- Directed by: Esben Storm
- Written by: Esben Storm
- Produced by: Richard Becker Barbi Taylor
- Starring: Alex Dimitriades Tasma Walton Alison Whyte Chris Haywood
- Production company: Becker Entertainment
- Release date: January 28, 2003;
- Running time: 91 minutes
- Country: Australia
- Language: English

= Subterano =

Subterano is a 2003 Australian science fiction horror film directed by Esben Storm and starring Alex Dimitriades and Tasma Walton.

==Plot==
People trapped in an underground car park are attacked by robots.

==Cast==
- Alex Dimitriades as Conrad
- Tasma Walton as Stone
- Alison Whyte as JD
- Chris Haywood as Cleary
- John Clayton as Bruce
- Anne Tenney as Elaine
- Shane Briant as Cunningham
- Alyssa-Jane Cook as Mary
- Morgan O'Neill as Chauffeur
- Barry Quin

==Production==
Esben Storm says he was inspired by the "automatic" weapons of war in Operation Desert Storm.
It's about God in a way.
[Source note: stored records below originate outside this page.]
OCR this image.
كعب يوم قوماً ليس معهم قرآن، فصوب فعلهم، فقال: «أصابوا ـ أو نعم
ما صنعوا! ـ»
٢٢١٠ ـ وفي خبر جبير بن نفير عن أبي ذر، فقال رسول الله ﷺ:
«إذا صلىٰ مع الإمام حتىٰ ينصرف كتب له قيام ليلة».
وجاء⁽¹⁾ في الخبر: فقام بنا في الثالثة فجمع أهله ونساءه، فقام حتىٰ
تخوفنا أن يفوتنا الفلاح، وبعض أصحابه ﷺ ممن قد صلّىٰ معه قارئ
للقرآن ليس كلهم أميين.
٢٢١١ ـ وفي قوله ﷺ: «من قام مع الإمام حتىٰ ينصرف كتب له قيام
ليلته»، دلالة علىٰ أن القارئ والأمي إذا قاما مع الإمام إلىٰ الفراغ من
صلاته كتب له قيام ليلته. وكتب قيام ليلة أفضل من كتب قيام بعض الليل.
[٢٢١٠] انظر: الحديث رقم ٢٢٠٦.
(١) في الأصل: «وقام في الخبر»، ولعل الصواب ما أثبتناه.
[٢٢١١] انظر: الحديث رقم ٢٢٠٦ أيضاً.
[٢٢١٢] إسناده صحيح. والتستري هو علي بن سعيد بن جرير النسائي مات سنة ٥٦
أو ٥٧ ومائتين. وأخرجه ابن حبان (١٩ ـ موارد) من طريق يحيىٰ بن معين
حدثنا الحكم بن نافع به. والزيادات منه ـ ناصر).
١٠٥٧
It's based on the lines from King Lear: `As flies to wanton boys are we to the gods. They kill us for their sport'. One of the themes is: if there is a God, what if that God is a prick; what if that God is just a bastard? For one of the characters, when he thinks that, it all makes sense, it makes sense of the world, that the world is such a slimy world of greed and selfishness and anguish and pain that the only way that it can make any sense is if the person who created the whole thing is... it's all a macabre joke. It's almost the opposite of Genesis 1: `We were made in God's image and likeness'. If you say, `We are sinful, horrible, we're in God's likeness, therefore that's what God is like'.